Außerdem sei das Abkommen auch inhaltlich unvollständig, meinte Lacher. Der Streit um die konkurrierenden Parlamente von Tripolis und Tobruk sei nicht geklärt worden - somit könne es sein, dass eine neu gebildete Einheitsregierung keine Legislative habe. Ein Großteil des Abkommens könne so nicht umgesetzt werden. Lacher kritisierte außerdem, dass nicht klar sei, wer die Vereinbarung am Mittwoch überhaupt unterschreiben werde: "Die Mehrheit der Abgeordneten in Tripolis lehnt es mittlerweile ab, in Tobruk ist die Zustimmung noch fragwürdig," so Lacher. Außerdem bestehe die Gefahr, dass eine auf Grundlage des Abkommens gebildete Einheitsregierung keine Zustimmung in der Bevölkerung finde. Das bereite den Nährboden für Terrorgruppen wie den IS.
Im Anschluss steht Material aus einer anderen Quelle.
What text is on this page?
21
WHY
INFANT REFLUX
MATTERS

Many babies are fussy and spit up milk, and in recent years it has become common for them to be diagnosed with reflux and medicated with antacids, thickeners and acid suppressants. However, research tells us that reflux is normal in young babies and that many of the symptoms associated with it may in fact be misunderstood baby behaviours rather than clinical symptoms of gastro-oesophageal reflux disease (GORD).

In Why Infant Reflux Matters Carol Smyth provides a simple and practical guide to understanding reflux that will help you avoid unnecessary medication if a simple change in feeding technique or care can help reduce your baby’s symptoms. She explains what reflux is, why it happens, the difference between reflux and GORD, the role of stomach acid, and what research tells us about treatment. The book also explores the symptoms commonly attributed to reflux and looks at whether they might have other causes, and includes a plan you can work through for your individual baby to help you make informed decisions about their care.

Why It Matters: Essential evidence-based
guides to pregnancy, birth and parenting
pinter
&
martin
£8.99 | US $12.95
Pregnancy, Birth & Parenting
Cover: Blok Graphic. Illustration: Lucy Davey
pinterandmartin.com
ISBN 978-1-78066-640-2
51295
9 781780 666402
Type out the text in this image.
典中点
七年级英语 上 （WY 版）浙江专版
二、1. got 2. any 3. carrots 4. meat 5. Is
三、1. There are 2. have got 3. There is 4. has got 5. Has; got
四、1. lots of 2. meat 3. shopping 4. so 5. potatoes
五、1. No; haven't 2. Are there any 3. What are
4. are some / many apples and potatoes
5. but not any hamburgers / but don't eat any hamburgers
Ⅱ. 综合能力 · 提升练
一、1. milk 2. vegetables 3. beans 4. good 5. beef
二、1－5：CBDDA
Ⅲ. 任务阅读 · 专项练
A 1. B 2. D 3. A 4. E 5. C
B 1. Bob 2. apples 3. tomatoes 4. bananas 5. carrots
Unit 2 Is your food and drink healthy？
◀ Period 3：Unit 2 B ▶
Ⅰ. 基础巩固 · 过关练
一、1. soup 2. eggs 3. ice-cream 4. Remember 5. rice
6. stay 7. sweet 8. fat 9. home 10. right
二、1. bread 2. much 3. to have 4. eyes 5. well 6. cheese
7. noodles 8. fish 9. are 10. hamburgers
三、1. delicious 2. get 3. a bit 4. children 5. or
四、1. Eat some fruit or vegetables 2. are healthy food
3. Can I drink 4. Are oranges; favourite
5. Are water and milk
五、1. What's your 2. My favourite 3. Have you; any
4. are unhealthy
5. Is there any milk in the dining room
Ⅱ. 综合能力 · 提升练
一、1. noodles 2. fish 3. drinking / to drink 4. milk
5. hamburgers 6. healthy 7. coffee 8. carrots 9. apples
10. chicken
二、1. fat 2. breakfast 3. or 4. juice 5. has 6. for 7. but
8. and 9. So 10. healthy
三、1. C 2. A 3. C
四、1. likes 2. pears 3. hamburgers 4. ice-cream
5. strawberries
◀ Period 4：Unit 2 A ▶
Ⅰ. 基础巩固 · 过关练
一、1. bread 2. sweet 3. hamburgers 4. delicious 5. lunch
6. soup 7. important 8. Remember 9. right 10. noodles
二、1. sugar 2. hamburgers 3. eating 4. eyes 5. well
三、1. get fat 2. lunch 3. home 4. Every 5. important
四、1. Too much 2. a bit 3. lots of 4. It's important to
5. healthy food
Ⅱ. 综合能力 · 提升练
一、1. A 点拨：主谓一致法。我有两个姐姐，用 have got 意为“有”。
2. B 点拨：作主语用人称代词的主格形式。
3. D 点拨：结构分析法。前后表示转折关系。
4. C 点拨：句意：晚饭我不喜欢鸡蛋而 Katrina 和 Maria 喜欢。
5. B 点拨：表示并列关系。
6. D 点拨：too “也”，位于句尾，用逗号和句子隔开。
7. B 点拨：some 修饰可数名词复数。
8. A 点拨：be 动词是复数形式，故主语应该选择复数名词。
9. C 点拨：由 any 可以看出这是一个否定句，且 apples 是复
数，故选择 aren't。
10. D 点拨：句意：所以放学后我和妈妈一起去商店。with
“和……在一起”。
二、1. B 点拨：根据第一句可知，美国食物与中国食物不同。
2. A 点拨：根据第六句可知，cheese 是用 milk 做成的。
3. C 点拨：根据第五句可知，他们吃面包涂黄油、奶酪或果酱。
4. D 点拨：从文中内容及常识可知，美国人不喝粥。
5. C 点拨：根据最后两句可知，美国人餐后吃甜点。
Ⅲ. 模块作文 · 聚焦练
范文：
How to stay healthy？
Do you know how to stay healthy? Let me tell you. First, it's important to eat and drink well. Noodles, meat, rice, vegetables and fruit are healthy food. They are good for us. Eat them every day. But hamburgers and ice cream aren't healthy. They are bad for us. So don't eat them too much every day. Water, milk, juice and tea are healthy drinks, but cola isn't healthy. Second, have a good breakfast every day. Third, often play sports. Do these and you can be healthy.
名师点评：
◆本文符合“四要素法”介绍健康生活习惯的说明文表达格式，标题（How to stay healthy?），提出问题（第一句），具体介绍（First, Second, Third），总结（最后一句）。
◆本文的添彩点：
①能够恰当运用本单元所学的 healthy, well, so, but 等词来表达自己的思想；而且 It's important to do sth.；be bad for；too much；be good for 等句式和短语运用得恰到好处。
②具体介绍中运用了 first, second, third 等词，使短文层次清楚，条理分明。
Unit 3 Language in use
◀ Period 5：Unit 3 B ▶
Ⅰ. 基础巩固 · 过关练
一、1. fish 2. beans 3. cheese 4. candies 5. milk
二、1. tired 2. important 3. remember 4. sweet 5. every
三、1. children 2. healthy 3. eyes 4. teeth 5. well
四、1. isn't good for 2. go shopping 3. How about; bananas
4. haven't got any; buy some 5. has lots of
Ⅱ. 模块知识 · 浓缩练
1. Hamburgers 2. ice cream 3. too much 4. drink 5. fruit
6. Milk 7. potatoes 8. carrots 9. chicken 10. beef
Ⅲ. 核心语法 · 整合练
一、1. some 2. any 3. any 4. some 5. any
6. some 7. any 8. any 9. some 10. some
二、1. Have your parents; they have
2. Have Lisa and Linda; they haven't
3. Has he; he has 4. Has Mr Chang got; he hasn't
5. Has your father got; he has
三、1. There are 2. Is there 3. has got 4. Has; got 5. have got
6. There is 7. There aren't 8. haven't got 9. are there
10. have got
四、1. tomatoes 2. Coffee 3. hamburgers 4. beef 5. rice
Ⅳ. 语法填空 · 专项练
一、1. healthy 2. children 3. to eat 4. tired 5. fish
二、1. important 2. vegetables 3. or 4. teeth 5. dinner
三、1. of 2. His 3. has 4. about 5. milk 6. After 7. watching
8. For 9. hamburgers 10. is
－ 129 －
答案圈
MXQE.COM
Dabei sei der erhöhte Druck, gegen den IS vorzugehen, der Grund dafür, dass das Abkommen so schnell auf den Weg gebracht wurde, meint Lacher. Nach den Anschlägen von Paris habe sich der internationale Zeitrahmen geändert. Lacher betonte, dass die Vereinbarung viel mehr Zeit gebraucht hätte.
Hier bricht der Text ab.